In recent weeks, according to North Korea observers and defector groups with sources in the country, Kim Jong Il's government admitted its inability to solve the current food shortage and encouraged its people to rely on private markets for the purchase of goods. Though the policy reversal will not alter daily patterns -- North Koreans have depended on such markets for more than 15 years -- the latest order from Pyongyang abandons a key pillar of a central, planned economy.

With November's currency revaluation, Kim wiped out his citizens' personal savings and struck a blow against the private food distribution system sustaining his country. The latest policy switch, though, stands as an acknowledgment that the currency move was a failure and that only capitalist-style trading can prevent widespread famine.

"The North Korean government has tried all possible ways [for a planned economy] and failed, and it now has to resort to the last option," said Koh Yu-hwan, professor of North Korean studies at Dongguk University in Seoul. "There's been lots of back and forth in what the government has been willing to tolerate, and I cannot rule out the possibility of them trying to bring back restrictions on the markets. But it is hard for the government to reverse it now."

Because North Korea operates in secrecy and isolation, outside observers rely on informants and accounts from defectors. In this case, experts agree that the food shortage is dire. Several analysts who monitor and travel to North Korea said that in recent weeks, Pyongyang has abandoned almost all its rules about who can spend money and when. That would seem to indicate that Kim -- who once equated free-market trading with "egotism" and a collapse of social order -- now wants to rehabilitate the markets damaged in November.
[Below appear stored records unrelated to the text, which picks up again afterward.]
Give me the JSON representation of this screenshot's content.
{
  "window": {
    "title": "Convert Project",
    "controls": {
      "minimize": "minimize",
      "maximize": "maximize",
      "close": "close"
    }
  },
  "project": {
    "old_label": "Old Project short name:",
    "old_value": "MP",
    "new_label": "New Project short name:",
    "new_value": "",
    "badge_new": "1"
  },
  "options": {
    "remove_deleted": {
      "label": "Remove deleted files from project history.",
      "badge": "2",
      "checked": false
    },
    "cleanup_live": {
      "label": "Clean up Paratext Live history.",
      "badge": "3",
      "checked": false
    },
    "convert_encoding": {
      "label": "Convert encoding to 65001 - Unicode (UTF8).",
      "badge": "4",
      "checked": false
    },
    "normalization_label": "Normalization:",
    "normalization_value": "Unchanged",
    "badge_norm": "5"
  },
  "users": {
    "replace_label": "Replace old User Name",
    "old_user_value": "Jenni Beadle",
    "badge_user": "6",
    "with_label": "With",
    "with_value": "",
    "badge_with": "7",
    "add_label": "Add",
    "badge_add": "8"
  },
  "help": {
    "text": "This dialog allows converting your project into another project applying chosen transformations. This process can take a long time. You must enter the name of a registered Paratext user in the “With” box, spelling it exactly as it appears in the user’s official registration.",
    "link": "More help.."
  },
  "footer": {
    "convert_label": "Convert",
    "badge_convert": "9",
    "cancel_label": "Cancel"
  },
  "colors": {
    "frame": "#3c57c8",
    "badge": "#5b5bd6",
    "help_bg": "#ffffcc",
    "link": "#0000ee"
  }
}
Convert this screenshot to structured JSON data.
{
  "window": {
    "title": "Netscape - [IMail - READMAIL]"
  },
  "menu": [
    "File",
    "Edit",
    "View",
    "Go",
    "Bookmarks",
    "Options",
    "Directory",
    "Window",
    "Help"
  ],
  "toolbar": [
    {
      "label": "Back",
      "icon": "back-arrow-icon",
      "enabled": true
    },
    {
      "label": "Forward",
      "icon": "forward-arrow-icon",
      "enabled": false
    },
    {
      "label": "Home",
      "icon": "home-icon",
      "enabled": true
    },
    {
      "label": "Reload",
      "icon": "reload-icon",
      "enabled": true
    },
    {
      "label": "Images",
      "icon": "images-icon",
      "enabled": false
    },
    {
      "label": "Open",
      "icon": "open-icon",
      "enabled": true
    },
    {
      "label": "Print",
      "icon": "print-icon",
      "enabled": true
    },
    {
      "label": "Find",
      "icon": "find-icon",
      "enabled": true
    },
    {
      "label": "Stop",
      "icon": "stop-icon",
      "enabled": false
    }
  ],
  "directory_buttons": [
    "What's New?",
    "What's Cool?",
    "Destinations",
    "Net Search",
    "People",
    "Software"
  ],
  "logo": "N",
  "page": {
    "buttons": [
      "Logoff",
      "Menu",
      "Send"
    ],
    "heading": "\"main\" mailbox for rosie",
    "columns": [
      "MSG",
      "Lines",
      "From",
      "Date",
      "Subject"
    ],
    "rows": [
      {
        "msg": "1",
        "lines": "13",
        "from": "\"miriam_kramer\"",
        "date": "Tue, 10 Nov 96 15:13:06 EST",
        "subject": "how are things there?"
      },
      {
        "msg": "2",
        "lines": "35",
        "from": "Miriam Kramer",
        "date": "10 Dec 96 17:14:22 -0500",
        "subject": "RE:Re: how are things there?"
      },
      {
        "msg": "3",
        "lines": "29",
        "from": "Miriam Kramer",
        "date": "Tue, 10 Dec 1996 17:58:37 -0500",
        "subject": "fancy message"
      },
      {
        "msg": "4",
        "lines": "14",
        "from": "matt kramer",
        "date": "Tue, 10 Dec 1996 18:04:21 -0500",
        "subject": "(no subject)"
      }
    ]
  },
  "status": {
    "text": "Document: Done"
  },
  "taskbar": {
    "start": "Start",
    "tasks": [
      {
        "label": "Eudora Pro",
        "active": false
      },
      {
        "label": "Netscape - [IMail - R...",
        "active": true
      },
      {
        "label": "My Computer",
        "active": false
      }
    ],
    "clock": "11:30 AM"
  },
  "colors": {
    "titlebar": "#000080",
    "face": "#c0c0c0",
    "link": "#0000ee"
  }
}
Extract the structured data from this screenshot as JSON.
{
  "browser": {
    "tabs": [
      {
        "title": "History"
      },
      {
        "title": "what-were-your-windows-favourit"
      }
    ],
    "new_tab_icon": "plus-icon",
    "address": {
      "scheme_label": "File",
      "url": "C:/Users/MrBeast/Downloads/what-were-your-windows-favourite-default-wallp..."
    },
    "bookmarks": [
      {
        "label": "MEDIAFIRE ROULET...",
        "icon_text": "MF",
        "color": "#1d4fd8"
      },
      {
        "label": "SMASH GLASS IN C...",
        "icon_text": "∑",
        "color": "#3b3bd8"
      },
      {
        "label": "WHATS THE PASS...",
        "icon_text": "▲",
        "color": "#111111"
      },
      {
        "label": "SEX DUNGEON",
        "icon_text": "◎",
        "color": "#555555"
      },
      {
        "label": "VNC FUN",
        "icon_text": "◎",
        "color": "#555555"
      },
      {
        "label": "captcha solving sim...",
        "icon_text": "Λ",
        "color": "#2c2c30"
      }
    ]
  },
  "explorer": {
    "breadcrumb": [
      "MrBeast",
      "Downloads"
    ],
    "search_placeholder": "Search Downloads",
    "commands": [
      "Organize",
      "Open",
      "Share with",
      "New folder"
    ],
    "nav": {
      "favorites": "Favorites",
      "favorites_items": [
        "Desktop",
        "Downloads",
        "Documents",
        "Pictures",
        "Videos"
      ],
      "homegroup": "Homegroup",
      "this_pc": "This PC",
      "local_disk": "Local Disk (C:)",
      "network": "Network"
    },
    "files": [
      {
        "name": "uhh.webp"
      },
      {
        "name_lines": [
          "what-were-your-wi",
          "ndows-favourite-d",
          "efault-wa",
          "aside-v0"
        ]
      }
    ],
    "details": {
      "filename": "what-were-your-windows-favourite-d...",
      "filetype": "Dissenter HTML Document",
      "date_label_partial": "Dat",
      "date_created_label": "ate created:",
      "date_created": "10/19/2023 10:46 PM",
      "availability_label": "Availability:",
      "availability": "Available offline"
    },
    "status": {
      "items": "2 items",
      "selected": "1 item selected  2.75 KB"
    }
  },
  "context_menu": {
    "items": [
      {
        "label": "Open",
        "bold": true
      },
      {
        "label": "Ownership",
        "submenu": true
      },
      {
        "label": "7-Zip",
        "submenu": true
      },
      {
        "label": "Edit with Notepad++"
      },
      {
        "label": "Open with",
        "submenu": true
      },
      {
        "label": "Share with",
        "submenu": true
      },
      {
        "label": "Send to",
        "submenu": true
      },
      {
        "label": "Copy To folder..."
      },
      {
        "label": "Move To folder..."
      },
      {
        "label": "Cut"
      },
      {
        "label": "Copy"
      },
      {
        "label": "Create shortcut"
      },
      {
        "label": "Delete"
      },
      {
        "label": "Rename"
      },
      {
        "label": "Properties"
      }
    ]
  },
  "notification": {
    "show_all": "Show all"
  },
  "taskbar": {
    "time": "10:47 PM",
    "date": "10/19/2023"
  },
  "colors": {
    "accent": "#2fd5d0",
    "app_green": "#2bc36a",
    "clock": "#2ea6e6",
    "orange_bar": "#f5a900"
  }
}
There's evidence in scholarly research that shows authoritarian governments who open up too quickly to democratic reforms become destabilized.  North Korea may be trying to imitate the Chinese model of gradual economic reforms to harness some support and legitimacy of the regime while still keeping a clamp on any political reforms. The hermit kingdom can't stay isolated forever in the same manner of other small nations.  Korea is a divided country on a peninsula, and standing in stark contrast to North Korea's poverty is it's rich sibling of South Korea. Just as East and West Germany eventually reunited, I feel that history will eventually lead to reunification of the peninsula. Unless the North Korea regime, desperate to retain vestiges of legitimacy, provokes a war with South Korea.